Bombay in all its glory
Finance major and now mixed-media artist and philanthropist, Akshita Gandhi’s romance with the arts began at the age of three. Her mother’s love for the field resulted in her attending art classes from an early age. In high school, she took up higher level IB Art and realized then she wanted to pursue the field. While doing her BBA in finance, she enrolled herself in an art institute to study foundation courses, which have shaped her work greatly. Since then, a long journey of experimenting with varied styles and mediums to establish her voice has led to her solo show at The Nehru Centre in London. We speak with Akshita, for whom everything in her life has inspired her to create art, from literature and history to geometry and landscapes.
What is it that your practice stands for?
Artists, I strongly believe, have a responsibility to speak and spread awareness. I’d say my practice is an amalgamation of happy experiments with textures, boundaries and narration.
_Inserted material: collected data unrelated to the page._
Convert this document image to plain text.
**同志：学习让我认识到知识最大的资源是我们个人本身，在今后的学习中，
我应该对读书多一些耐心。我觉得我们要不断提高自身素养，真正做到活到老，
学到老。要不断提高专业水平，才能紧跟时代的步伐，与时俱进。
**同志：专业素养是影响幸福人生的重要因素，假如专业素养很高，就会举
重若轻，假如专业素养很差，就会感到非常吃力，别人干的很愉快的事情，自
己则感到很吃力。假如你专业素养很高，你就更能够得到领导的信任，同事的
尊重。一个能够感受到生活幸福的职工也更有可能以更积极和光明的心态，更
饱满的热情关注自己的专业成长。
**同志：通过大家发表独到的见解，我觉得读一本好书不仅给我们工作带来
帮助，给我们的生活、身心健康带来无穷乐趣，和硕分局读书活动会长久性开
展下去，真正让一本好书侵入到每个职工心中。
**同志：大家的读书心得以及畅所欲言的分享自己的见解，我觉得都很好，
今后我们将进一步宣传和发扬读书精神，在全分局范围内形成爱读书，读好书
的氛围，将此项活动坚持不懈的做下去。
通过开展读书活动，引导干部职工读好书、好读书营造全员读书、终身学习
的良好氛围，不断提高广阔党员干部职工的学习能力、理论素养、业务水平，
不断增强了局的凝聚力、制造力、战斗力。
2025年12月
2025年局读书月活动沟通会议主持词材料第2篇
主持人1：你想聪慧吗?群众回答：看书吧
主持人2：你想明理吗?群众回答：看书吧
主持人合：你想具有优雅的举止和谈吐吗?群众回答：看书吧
Every artwork I create ties back to my personal experiences, reviving heritage art and uplifting other artists. My practice has also been investigative of personal questions regarding freedom, home and belonging.
Tell us more about Bombay in all its glory!
Bombay in all its glory! is a special project I conceived in September 2021 when I was at Art Basel and exposed to Cindy Sherman’s textile piece for the first time. It blew my mind! It also served as a source of tremendous inspiration and brought me back to a social cause I felt strongly about during the lockdown. Hundreds of craftsmen and artisans (Karigars) suffered and lost their jobs. As an artist, I knew that it was a setback if such an important, age old tradition that India is known for was lost. I wanted to uplift the situations of Karigars while creating something unique that represents contemporary India on an international platform. My mixed-media works are developed over photographs of urban landscapes I click and decided to use the same technique on a different medium. The colours used have a western aesthetic. I printed a photograph of the Horniman circle taken in 2017 in monochrome over Himalayan satin and collaborated with a few local Karigars using cut beads, sequences, metal thread and embellishments. This work pays tribute to traditional handicrafts that are an important part of the visual scene in India.
What is the one thing that excited you the most about experimenting with different mediums?
The unpredictability of the medium in the beginning and then intently watching and learning how different mediums work and react with one another. I seldom follow rules and how mediums are meant to be used so I always find a way to experiment with it and use it in my own way. It’s therapeutic as well because it forces you to ‘let go’.
Take us through the relevance of Mumbai in your life.
Bombay is my eternal muse. I’ve traveled the world but this city is by far the most fascinating and visually striking place I’ve seen. When I photograph this city, I see dilapidated roofs, high rises, both covered in blue tarp in the same frame. Every part of Bombay has a story, history and I’ve photographed and captured it very differently from the stereotypical chaotic image one has of the city. I’m constantly capturing different areas, colonial architecture and the architecture we are losing through gentrification.
Finally, what's keeping you busy right now?
I’m currently working on my upcoming solo show that will take place at the end of May at The Nehru Centre in London. Along with 2D works, I am working on a few immersive experiences. A blue tarp installation, a soundtrack and a video piece that the viewer will experience together — the contrasting sound and images make the whole piece riveting. It’s been interesting to push the boundaries with mediums to create different experiences and take a little bit of this beautiful, awe-inspiring city to the world. Not just what the tourists see and what we know but the stories at the dead of night and the colours that shine way after the city falls asleep.